Hi @Tomasz Rozwadowski
Thanks for posting your question,
A few points that I hope help:
The B series SKU is indeed not ideal for AKS nodes as they might not have a non consistent behaviour in terms of resource availability, and so you can experience issues in your application that might be harder to replicate or troubleshoot later.
For system nodepools, the recommended is at least 4vCPUs so Standard_DS4_v2 is a common choice, but it will come down to the size of your cluster. 80% CPU usage is not ideal, it can easily spike up to full usage and leave processes with iowait issues. I would suggest looking to upgrade that nodepool at least in CPU count.

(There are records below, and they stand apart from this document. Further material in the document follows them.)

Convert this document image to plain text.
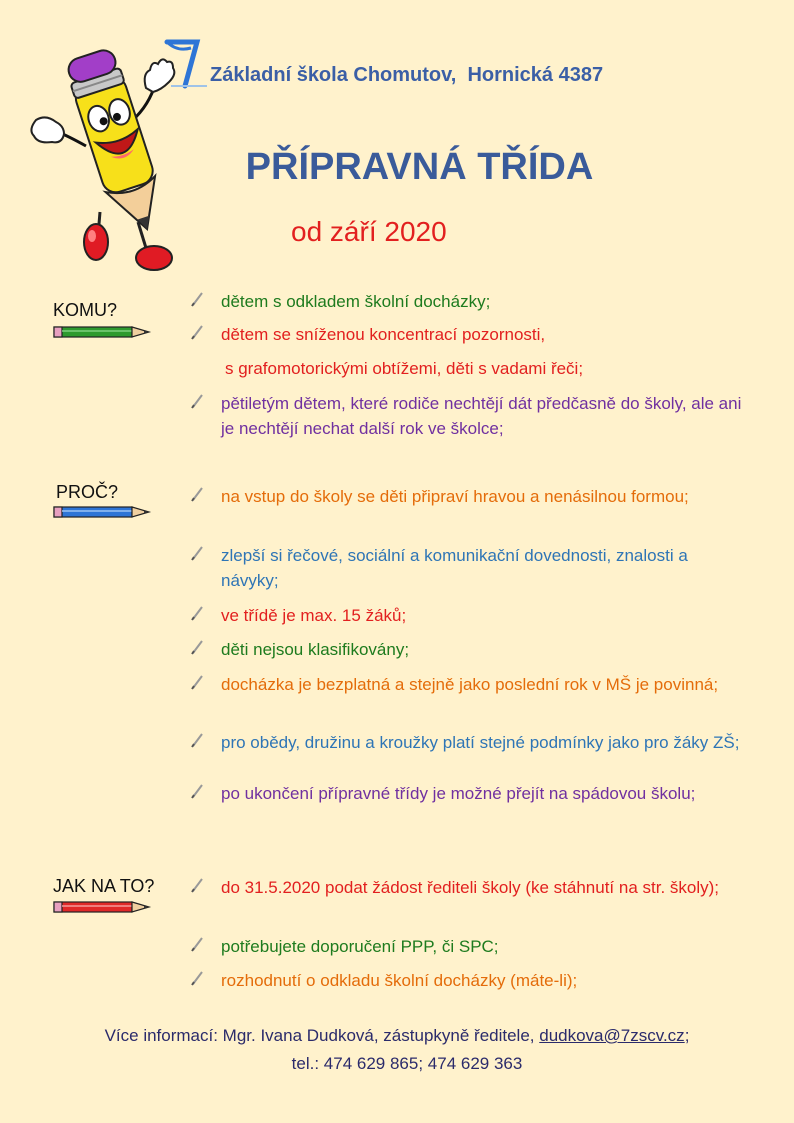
Základní škola Chomutov,  Hornická 4387
PŘÍPRAVNÁ TŘÍDA
od září 2020
KOMU?	dětem s odkladem školní docházky;
dětem se sníženou koncentrací pozornosti,
s grafomotorickými obtížemi, děti s vadami řeči;
pětiletým dětem, které rodiče nechtějí dát předčasně do školy, ale ani je nechtějí nechat další rok ve školce;
PROČ?	na vstup do školy se děti připraví hravou a nenásilnou formou;
zlepší si řečové, sociální a komunikační dovednosti, znalosti a návyky;
ve třídě je max. 15 žáků;
děti nejsou klasifikovány;
docházka je bezplatná a stejně jako poslední rok v MŠ je povinná;
pro obědy, družinu a kroužky platí stejné podmínky jako pro žáky ZŠ;
po ukončení přípravné třídy je možné přejít na spádovou školu;
JAK NA TO?	do 31.5.2020 podat žádost řediteli školy (ke stáhnutí na str. školy);
potřebujete doporučení PPP, či SPC;
rozhodnutí o odkladu školní docházky (máte-li);
Více informací: Mgr. Ivana Dudková, zástupkyně ředitele, dudkova@7zscv.cz;
tel.: 474 629 865; 474 629 363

For the latter scenario, if you are not using it, I would consider VMs with ephemeral disk to make sure the IO is not the bottleneck and then re-evaluate the memory usage on the nodes to see if a higher SKU is needed. Keep in mind the differences in RSS and working set memory metrics, check the link for more information.
https://learn.microsoft.com/en-us/azure/virtual-machines/ephemeral-os-disks
You might also want to consider using Affinity and anti affinity rules to better distribute your resource intensive workloads, e.g. make sure that two pods for deployments that use a lot of memory are not scheduled/running in the same node.

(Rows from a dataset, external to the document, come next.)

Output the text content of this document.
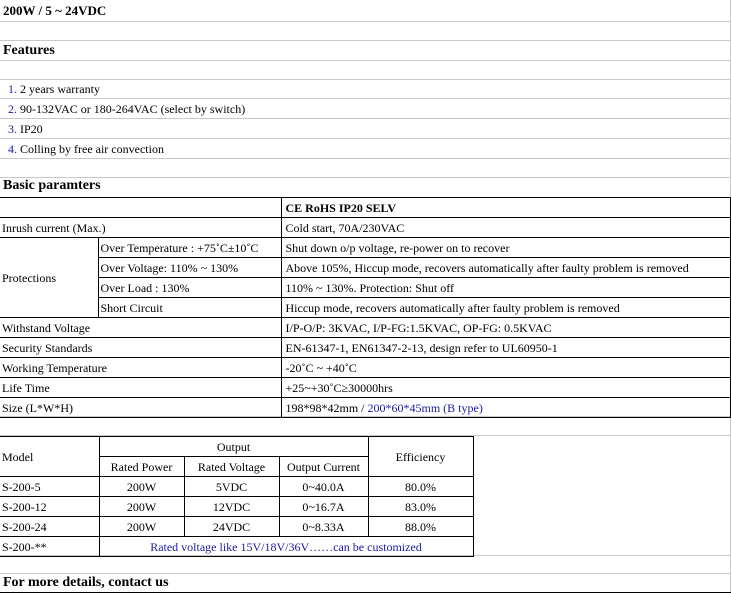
200W / 5 ~ 24VDC
Features
1. 2 years warranty
2. 90-132VAC or 180-264VAC (select by switch)
3. IP20
4. Colling by free air convection
Basic paramters
		CE RoHS IP20 SELV
Inrush current (Max.)		Cold start, 70A/230VAC
Protections	Over Temperature : +75˚C±10˚C	Shut down o/p voltage, re-power on to recover
	Over Voltage: 110% ~ 130%	Above 105%, Hiccup mode, recovers automatically after faulty problem is removed
	Over Load : 130%	110% ~ 130%. Protection: Shut off
	Short Circuit	Hiccup mode, recovers automatically after faulty problem is removed
Withstand Voltage		I/P-O/P: 3KVAC, I/P-FG:1.5KVAC, OP-FG: 0.5KVAC
Security Standards		EN-61347-1, EN61347-2-13, design refer to UL60950-1
Working Temperature		-20˚C ~ +40˚C
Life Time		+25~+30˚C≥30000hrs
Size (L*W*H)		198*98*42mm / 200*60*45mm (B type)
Model	Output			Efficiency
	Rated Power	Rated Voltage	Output Current	
S-200-5	200W	5VDC	0~40.0A	80.0%
S-200-12	200W	12VDC	0~16.7A	83.0%
S-200-24	200W	24VDC	0~8.33A	88.0%
S-200-**	Rated voltage like 15V/18V/36V……can be customized			
For more details, contact us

Lastly, regarding that error log, I believe you are correct. That node-problem-detector-startup.sh is standard behaviour for AKS nodes when kubelet process is misbehaving. If you are running into high resource usage problems, that would be the most likely cause and after you adjust your nodes resources it should clear up. However keep in mind that to avoid that scenario you should set mem/cpu limits on your workloads to avoid it.
If you have issues with that, even after following those recommendations, I would suggest opening a support ticket with Microsoft for better investigation.